Born in Latvia in 1903, the Jewish-American painter we know as Mark Rothko immigrated to the United States in 1913 as a result of his father's fear that his sons would be drafted into the Russian Army. They settled in Portland, Oregon, where young Marcus excelled in school, winning a scholarship to Yale University. Uncomfortable in this elitist environment, he never finished, but was later awarded an honorary degree. He eventually became an American citizen and changed his name from Marcus Rothkowitz to Mark Rothko to sound less Jewish, as a response to rising anti-Semitism as the Nazi party gained influence in Europe. After leaving Yale, Rothko subsequently found work in New York where he experienced the turning point into his career as a visual artist. Passing by the Art Students League, a figure drawing session caught his eye, and he began to take classes there and at the New York School of Design. Especially given the economic depression, his family was not supportive of Marcus's decision to become a professional artist, despite his beginning to gain respect within avant-garde art circles.

 Mark Rothko Green, Red, on Orange

Rothko and other artists he associated with at the time feared that American painting had hit a wall, conceptually, becoming equated with the somewhat literal depiction of landscape and urban scenes. Even in this early work Rothko was interested in color as something that human beings respond to on a very basic level, beginning at a very young age. He believed that artistic clarity could be achieved through increasing levels abstraction, but his early work was still somewhat figurative. Rothko's interest in mythology and the writings of Nietzsche became a strong influence on his painting, beginning a quest to lessen the spiritual emptiness of the modern man.

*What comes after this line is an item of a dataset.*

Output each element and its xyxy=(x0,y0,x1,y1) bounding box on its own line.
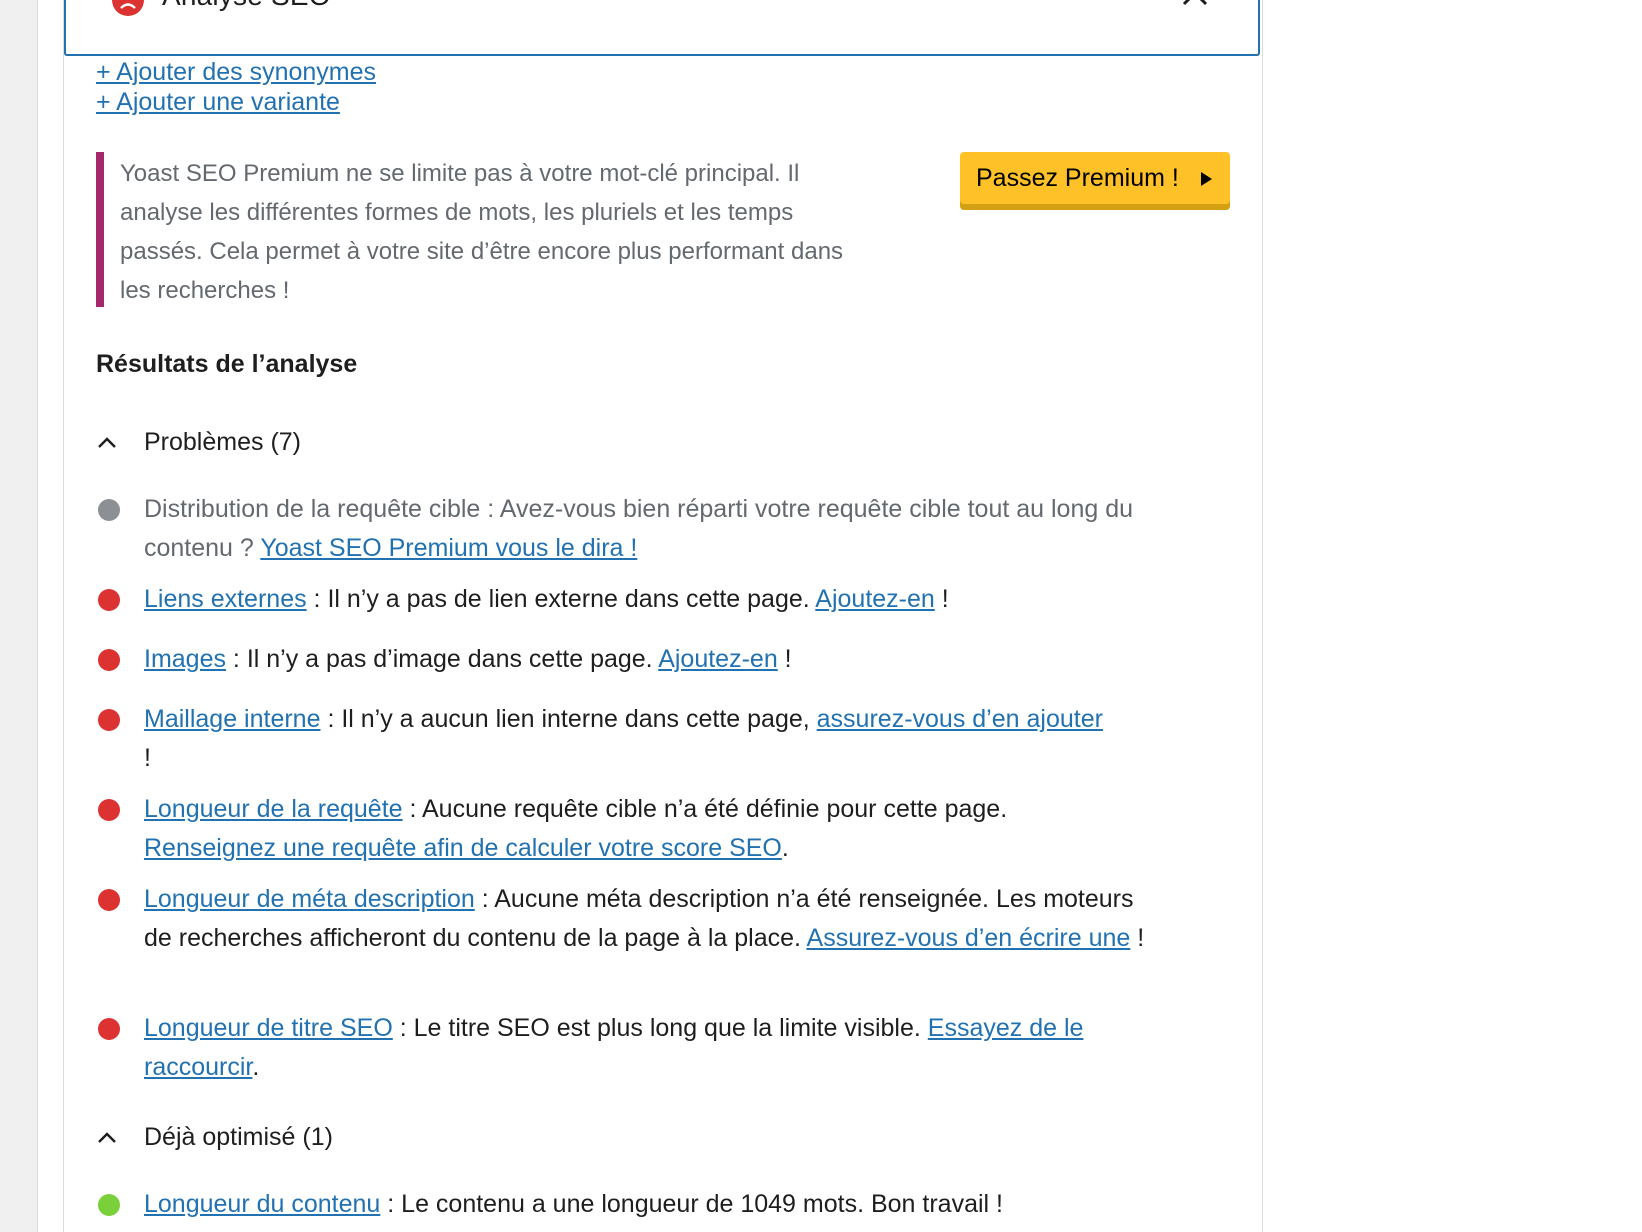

 Mark Rothko Untitled, 1949

Mark Rothko began creating work in what we now consider to be his signature style in the late 1940s. These paintings, which critics termed "multiform paintings," featured rectangular fields of color on a large vertical canvas. Some criticized their large scale as an attempt to compensate for lack of content, to which Rothko replied that the scale was meant to allow the viewer to step close enough to feel part of the work itself. "I want to be very intimate and human. To paint a small picture is to place yourself outside your experience, to look upon an experience as a stereopticon view or with a reducing glass. However you paint the larger picture, you are in it. It isn’t something you command!"